License commission approves local winery

WESTFIELD – The verdict is in, and wine enthusiasts around the Whip City are jubilant.
Mineral Hills, a winery based out of Florence, was approved last night by the city License Commission, which granted the burgeoning winemaker the right to showcase their product during the Downtown Westfield Farmer’s Market series, beginning Thursday.
Last night’s approval earns Mineral Hills the distinction of being the first winery to appear at the farmer’s market, which supports local family-owned farms and food producers, featuring locally-grown fresh fruits and vegetables, plants and flowers, home baked breads and goods, honey, maple syrup and now, wine.
The commission, consisting of Christopher Mowatt, Ed Diaz and chairman John Gaudrault, unanimously approved the winery’s inclusion in this summer institution, and Maureen Belliveau, Executive Director of the city’s Business Improvement District (BID) and a founder of the Downtown Westfield Farmer’s Market, is one of many who are enthusiastic about the decision.
“It’s always nice to add to the Farmer’s Market,” said Belliveau. “It changes the flavor a little bit.”
“We’ve gone through this process a number of times,” said Larry Godard, owner of Godard’s Red Hen Farm, where Mineral Hills’ wine is made, “This is our second or third year on Northampton’s summer farmer’s market scene, and we’ve also been approved for Easthampton’s, as well, which we’ll start vending at on June 28.”
Godard explains how Belliveau and other members of the Farmer’s Market’s organizing group approached him about becoming one of the first wineries to appear in the city’s summer staple, and he believes that the exposure in Westfield will do nothing but good thing for his nascent enterprise.
“I would like to continue to grow the business,” said Godard, who retired from MassMutual in 2009 after working for the company for 28 years. “These (farmer’s markets) tend to be more advertising than sales, since you’re giving away a lot of wine.”
And honey too, as it turns out. Since the mid-80s, Godard and his wife, Sue, who is employed in the Northampton school district, have run the farm, which does not raise chickens or produce eggs as the name would suggest, but produces apples, blueberries, honey, and now grapes for their wines.
Inevitably, and in the true spirit of the gentleman farmer, Godard began infusing the farm’s other crops into his wines, and the results have been quite sweet.
“We have about 13 different wines,” said Godard. “Nine or ten of which are made with just grapes. We also have a blueberry, an apple and a honey wine in our cellars, as well.”
The process which the Godard’s have undergone in order to sell their bounty is almost deserving of a large glass of wine itself.
Due to open-container and public alcohol consumption laws, vendors such as Mineral Hills must jump through a lengthy series of hoops just to have the opportunity to showcase and sell their product in a setting like a farmer’s market.
According to Suzanne Beck, Director of the Greater Northampton Chamber of Commerce, the Massachusetts Department of Agriculture is actually promoting local “farm” wineries and breweries at farmer’s markets, so long as the farmer’s market where the products are being sold is itself approved by the Department of Agriculture.

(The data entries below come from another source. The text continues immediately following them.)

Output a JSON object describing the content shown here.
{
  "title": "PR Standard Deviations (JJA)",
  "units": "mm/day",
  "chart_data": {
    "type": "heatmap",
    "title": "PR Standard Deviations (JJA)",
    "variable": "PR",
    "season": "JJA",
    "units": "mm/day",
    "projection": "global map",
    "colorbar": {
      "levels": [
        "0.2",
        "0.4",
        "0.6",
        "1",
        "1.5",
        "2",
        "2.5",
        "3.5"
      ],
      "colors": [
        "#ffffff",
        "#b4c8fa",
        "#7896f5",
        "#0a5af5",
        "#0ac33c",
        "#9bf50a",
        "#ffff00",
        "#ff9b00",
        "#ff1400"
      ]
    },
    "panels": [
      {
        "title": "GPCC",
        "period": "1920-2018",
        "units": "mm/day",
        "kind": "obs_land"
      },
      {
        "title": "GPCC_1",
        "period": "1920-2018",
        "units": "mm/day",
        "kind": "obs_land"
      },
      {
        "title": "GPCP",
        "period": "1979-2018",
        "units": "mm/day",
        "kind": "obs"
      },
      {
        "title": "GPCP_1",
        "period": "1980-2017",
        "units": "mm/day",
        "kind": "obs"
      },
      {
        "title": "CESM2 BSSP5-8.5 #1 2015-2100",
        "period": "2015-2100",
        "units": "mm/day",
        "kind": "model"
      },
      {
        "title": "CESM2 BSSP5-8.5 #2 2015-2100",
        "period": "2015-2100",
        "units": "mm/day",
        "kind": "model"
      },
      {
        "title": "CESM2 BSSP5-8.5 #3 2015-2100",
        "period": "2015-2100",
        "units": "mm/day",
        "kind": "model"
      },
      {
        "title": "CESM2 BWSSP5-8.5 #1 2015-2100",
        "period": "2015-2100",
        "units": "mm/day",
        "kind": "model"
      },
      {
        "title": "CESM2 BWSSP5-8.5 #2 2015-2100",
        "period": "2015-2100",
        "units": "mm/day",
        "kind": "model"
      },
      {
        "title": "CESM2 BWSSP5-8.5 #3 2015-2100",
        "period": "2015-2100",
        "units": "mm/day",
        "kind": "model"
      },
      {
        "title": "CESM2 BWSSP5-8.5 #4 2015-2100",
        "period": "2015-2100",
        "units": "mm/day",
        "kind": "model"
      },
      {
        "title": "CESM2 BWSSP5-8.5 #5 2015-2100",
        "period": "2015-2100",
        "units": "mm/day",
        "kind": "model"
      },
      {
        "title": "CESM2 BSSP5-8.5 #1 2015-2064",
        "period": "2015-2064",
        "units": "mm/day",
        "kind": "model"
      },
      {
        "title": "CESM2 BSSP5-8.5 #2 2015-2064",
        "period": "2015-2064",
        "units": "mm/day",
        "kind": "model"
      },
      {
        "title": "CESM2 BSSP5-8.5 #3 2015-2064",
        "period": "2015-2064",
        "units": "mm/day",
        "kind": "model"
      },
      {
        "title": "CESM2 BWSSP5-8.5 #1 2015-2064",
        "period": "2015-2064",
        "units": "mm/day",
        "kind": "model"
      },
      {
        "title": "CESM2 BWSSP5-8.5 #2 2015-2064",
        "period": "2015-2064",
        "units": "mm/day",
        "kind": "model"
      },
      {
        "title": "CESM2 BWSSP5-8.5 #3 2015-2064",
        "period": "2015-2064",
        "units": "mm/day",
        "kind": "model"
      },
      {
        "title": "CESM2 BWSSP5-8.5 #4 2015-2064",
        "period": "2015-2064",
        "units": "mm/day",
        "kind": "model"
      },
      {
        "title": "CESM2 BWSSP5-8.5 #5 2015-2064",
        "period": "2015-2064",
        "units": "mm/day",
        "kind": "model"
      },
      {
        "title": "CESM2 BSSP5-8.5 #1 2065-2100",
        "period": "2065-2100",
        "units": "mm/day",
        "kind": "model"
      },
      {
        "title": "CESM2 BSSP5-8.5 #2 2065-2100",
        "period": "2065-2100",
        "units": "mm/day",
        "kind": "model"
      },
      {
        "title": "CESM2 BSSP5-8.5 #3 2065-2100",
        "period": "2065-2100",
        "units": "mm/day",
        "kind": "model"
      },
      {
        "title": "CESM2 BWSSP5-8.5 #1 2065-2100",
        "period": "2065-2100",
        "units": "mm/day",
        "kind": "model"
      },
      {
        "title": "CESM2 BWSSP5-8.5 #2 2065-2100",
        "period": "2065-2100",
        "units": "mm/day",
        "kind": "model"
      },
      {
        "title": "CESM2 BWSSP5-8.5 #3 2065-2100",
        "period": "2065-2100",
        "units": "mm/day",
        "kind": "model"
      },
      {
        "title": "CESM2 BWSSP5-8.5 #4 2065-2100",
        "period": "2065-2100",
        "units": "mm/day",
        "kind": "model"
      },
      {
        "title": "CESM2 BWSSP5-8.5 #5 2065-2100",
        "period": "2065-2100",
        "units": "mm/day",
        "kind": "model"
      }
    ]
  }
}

“A farm winery must obtain a liquor license from the federal government and then must be approved by the state, which is a different licensure then an alcohol license,” Beck said. “After the farmer’s market where the product is being sold has been approved, then the city must grant a permit for the vendor.”
Additionally, if a city has a winter farmer’s market, such as Northampton’s, a farm winery must undergo the process with the city again for a new license for that season.
Despite all of the legal procedures, Beck herself believes in the product.
“It’s been a nice addition to our markets,” she said of Mineral Hills’ wines. “It’s such a surprise to people to see wine at a farmer’s market. And it tastes great!”
For Godard, no amount of legal arm wrestling with the state could ever put a bad taste in his mouth.
“Growing up in a large Italian family in Springfield, my grandpa always would be making wine,” he said, fondly reminiscing of his childhood Sundays, before jokingly mentioning his grandpa’s other love, Italian card games.
But Godard’s wine is no joke, as it’s production has grown by leaps and bounds since it’s humble beginnings in Florence.
“We produced 50 cases in 2010, and cleared 750 this year,” he said.
Clearly his product is on the rise, and making it’s debut in the city at the Downtown Westfield Farmers’ Market this Thursday between the hours of 1:30 – 5:30 p.m. at a new location – the Church of the Atonement lawn located at 36 Court Street.
For questions concerning the market please contact Patti at the BID at 572-1260 or email [email protected] for applications to participate in this year’s market.
“We are always reviewing new applicants for farmers and their products,” Belliveau said.